Okay this is cheating because obviously I didn't take the photos! But I am in most of them! Dora never seems to get pictures taken at the trail but apparently this photographer liked her! I think I am going to go ahead and order a few because this has been my favorite trial since she was so full of energy... cost us some points but she looked so happy!

If any of you are in the midwest and looking for a photographer for a club outing. This guy is really nice. He works with you afterwards to get what you want. He can do candid shots, fun shots, action shots. Really reasonable rates too!

http://www.dickclarkphoto.com

Click Galleries
Obedience Trials
Columbus All Breed
Havanese- Marty is the first 2 pages, Dora and I am the rest!

Amanda

P.S. The maltese gallery is all mine!


----------



## marjrc (Jan 13, 2007)

They are great pictures, Amanda!! I especially love the one of Dora jumping over the hurdle and both she AND you aren't touching the ground! Good shot! Makes me want to get the guys in Agility too!


----------



## Laurief (Nov 7, 2006)

Too cute -- GO DORA!!


----------



## anneks (Mar 13, 2007)

They are so cute! She looks like she is having so much fun!!


----------



## Julie (Feb 8, 2007)

nice pictures!looks like fun!


----------



## ama0722 (Nov 28, 2006)

She did have a lot of fun. She has finally learned the ring is fun even when someone follows you around! It took her a bit to get used to an empty ring with a judge following at your heels but this time as you can see on the jump shot, she loves rally!

Amanda


----------



## JimMontana (Feb 18, 2007)

Those are good, both the dogs and you, Amanda.

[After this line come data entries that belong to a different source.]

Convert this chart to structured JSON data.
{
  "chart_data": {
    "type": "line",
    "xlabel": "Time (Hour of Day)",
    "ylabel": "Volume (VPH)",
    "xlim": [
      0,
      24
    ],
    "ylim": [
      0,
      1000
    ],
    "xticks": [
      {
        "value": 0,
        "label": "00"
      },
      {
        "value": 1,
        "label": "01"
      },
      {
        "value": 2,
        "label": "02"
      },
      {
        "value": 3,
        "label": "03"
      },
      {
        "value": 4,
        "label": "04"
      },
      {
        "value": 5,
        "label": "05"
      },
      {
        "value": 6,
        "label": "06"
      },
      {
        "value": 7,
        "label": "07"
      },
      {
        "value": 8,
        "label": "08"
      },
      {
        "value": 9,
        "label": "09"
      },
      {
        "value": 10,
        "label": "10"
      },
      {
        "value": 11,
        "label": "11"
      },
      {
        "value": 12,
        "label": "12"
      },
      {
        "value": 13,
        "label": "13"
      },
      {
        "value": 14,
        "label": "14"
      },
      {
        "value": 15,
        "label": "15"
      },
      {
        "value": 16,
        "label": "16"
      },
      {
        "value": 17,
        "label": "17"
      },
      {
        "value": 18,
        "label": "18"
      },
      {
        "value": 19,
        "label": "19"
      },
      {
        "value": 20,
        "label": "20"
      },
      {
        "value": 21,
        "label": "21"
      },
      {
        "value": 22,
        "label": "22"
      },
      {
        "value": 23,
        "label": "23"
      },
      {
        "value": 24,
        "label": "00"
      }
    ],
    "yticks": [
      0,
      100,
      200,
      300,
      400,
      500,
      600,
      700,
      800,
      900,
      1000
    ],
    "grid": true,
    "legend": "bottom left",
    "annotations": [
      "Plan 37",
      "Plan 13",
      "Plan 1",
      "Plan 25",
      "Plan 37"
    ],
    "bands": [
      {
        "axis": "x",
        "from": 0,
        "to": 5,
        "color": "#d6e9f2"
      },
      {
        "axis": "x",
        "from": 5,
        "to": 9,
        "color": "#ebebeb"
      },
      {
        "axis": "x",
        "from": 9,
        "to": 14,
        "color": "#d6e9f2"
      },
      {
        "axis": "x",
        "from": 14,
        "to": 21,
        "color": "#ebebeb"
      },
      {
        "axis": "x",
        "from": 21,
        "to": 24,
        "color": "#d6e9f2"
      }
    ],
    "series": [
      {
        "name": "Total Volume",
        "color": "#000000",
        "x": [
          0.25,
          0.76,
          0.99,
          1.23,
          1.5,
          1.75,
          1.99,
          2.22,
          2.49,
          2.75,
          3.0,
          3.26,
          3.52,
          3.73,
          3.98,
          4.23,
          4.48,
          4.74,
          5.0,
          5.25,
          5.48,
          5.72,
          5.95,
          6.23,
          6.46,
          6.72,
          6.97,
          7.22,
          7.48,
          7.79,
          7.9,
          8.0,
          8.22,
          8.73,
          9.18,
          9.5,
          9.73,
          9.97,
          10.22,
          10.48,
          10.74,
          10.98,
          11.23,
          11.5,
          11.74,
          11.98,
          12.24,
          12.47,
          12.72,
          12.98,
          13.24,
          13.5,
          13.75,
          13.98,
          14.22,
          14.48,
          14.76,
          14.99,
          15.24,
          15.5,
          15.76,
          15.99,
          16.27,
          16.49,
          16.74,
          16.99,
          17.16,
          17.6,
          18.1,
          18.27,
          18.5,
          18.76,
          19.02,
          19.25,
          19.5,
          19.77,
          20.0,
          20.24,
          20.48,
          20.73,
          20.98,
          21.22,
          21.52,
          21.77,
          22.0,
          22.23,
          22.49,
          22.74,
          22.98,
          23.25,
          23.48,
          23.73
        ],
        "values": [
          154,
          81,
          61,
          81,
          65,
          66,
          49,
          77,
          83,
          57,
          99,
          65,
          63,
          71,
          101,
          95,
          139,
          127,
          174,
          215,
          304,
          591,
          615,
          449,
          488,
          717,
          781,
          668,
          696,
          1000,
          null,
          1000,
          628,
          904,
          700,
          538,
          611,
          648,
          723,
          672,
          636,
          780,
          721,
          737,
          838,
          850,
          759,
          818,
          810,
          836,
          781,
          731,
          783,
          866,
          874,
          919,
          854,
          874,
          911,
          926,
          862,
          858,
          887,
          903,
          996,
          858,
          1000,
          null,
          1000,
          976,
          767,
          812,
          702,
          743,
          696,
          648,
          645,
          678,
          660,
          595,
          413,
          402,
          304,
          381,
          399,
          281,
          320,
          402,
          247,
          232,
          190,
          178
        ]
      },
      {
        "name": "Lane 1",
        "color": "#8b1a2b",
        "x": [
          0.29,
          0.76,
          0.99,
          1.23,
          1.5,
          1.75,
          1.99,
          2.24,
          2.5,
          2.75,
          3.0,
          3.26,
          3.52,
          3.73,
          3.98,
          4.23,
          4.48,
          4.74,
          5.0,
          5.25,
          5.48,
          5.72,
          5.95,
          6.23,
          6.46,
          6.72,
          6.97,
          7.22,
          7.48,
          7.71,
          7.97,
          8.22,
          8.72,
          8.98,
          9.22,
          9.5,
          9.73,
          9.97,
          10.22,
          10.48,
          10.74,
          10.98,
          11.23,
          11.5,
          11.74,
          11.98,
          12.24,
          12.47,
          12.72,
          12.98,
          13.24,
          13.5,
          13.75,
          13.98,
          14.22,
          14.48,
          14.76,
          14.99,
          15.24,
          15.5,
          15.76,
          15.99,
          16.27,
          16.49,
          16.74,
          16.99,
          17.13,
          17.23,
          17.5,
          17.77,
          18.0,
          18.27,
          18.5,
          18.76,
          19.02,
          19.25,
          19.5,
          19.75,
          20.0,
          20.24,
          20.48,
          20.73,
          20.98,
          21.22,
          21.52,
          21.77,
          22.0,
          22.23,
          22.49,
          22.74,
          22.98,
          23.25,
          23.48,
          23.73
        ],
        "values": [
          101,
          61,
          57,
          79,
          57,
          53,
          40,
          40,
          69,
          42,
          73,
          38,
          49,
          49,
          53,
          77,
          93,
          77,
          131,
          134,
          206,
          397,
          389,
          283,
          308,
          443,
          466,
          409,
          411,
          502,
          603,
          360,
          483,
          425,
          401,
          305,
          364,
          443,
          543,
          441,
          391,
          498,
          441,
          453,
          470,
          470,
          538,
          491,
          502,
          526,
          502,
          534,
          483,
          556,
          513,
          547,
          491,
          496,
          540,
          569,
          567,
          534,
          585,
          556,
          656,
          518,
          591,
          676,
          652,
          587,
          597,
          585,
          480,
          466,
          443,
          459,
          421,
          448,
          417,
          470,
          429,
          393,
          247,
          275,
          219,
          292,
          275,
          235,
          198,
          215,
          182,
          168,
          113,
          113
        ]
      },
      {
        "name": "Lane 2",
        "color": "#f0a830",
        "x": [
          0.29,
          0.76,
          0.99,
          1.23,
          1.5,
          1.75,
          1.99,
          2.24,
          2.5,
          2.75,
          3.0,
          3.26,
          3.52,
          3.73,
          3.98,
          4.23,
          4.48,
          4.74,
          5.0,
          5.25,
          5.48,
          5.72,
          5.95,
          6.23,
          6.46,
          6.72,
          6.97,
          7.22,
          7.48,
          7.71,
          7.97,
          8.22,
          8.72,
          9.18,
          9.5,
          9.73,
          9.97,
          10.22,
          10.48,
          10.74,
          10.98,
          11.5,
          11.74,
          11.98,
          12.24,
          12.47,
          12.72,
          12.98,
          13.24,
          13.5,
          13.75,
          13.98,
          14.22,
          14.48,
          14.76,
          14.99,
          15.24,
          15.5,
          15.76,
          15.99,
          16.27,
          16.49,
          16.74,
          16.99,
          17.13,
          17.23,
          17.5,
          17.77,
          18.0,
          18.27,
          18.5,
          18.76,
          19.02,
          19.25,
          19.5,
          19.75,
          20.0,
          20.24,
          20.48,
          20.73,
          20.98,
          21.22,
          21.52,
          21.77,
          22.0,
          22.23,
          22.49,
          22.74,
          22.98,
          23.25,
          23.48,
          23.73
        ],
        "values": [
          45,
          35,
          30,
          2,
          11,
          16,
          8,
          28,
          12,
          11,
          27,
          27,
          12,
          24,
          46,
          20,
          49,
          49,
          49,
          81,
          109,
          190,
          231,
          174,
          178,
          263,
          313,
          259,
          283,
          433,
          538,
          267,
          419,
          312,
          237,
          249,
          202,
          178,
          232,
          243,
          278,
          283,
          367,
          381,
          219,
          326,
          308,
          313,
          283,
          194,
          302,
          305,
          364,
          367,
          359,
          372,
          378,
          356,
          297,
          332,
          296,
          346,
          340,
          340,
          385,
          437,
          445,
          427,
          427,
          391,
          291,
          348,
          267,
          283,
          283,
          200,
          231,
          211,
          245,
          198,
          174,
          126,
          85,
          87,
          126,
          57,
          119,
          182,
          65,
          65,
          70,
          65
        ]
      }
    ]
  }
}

Btw, you might mention to people (not criticizing, just trying to help) -- dumbly I didn't realize at first that if you mouse point at the photo, THEN you have the option of looking at a larger size photo.

I liked the leaping hurdles photos, and I liked there was a wild-hair shot, #56. I guess I like the wild look.


----------



## ama0722 (Nov 28, 2006)

Jim,
Good point! I wasn't even clicking them to make them bigger. I was just trying to see which ones I want by squinting my eyes!

It is nice to see Dora in full action and I love the jumping shots. I just need to get to the club early one night and take some with a timer. Catching them in action with the right settings is the hardest part.


----------